Bayer Leverkusens Geschäftsführer Wolfgang Holzhäuser hat den Transfer-Poker mit dem FC Chelsea um Nationalspieler Andre Schürrle eröffnet.

"Ich will klarstellen: Dass Rudi Völler in London war, ist zwar richtig. Aber wir liegen in einigen wichtigen Details noch weit auseinander", sagte Holzhäuser im SPORT1-Interview. Schürrle habe keine Ausstiegsklausel, daher "haben wir die Karten in der Hand", sagte Holzhäuser weiter.

Der 63-Jährige bestätigte jedoch, dass Schürrle in den kommenden beiden Jahren über eine entsprechende Ausstiegsklausel in seinem bis 2016 datierten Vertrag verfüge, aber "auch die lässt uns ruhig schlafen."

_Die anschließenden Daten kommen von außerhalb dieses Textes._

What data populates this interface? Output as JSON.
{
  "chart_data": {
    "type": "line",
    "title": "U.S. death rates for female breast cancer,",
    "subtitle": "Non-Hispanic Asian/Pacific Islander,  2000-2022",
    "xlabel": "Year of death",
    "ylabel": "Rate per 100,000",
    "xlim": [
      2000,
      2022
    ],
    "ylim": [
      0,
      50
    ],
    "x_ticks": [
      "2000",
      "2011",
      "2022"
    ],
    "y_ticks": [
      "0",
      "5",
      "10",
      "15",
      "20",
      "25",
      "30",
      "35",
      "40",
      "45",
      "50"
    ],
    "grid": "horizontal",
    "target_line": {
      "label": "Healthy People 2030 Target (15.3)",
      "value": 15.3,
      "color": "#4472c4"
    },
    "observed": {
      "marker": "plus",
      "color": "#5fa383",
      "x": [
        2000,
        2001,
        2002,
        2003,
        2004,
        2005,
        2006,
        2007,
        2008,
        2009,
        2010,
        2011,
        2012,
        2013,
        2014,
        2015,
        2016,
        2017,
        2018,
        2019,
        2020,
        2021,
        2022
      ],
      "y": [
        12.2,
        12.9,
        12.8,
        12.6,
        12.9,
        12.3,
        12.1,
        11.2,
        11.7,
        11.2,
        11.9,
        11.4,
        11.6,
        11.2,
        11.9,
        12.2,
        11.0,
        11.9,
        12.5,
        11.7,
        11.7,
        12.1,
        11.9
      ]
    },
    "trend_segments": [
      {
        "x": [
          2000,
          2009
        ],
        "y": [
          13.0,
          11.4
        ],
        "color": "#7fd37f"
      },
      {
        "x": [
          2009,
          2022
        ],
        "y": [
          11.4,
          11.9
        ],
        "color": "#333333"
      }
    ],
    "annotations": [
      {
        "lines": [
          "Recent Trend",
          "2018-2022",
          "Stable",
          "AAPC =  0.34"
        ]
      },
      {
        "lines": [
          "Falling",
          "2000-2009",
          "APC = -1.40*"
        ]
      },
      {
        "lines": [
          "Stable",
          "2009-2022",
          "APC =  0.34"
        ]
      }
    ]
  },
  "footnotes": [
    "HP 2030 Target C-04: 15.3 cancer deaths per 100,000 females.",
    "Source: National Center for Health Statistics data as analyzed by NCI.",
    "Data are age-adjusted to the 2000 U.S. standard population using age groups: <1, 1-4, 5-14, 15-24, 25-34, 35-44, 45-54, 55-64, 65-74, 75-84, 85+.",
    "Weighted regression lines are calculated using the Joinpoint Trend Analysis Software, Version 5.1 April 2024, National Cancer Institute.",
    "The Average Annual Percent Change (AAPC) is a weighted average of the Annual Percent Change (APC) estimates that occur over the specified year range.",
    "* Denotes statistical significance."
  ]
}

Bereits vergangenes Jahr hatte der englische Spitzenklub einen Versuch gestartet, Schürrle zu verpflichten, damals hatte Bayer einen Wechsel noch abgelehnt. "Wir haben im vergangenen Jahr sehr spät die Anfrage erhalten. Da muss man nicht immer nur den Preis, sondern auch die sportliche Alternative sehen, die hatten wir im Sommer nicht", sagte Holzhäuser. Dieses Jahr habe man "mehr Zeit".

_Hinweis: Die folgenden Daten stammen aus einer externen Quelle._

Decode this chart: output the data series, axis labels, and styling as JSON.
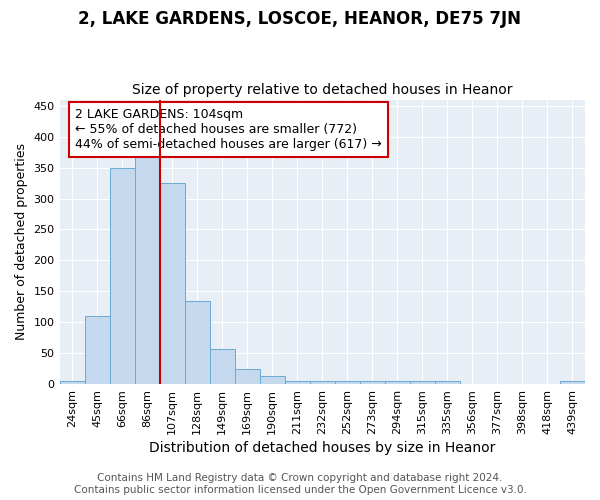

Am Freitag hatte Bayer Leverkusen dem Sport-Informations-Dienst bestätigt, dass Sportchef Rudi Völler zu Verhandlungen nach London gereist war.

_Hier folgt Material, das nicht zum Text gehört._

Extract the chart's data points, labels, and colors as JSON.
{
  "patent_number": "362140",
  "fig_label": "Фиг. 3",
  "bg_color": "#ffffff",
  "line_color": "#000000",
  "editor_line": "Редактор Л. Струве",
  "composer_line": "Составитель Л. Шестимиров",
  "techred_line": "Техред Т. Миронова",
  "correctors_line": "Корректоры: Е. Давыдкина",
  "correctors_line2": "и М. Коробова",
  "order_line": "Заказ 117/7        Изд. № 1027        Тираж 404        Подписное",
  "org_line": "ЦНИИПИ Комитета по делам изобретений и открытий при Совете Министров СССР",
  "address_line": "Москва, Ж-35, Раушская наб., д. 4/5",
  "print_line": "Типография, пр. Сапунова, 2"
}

Danach sei Völler nach Brüssel weiter gereist. Dort werden offenbar Gespräche über das mögliche Leihgeschäft des belgischen Nationalspielers Kevin de Bruyne (Werder Bremen) geführt. Der 21-Jährige, der von Chelsea an den SV Werder ausgeliehen ist, soll Teil des Schürrle-Transfer-Pakets werden und in der kommenden Saison in Leverkusen spielen.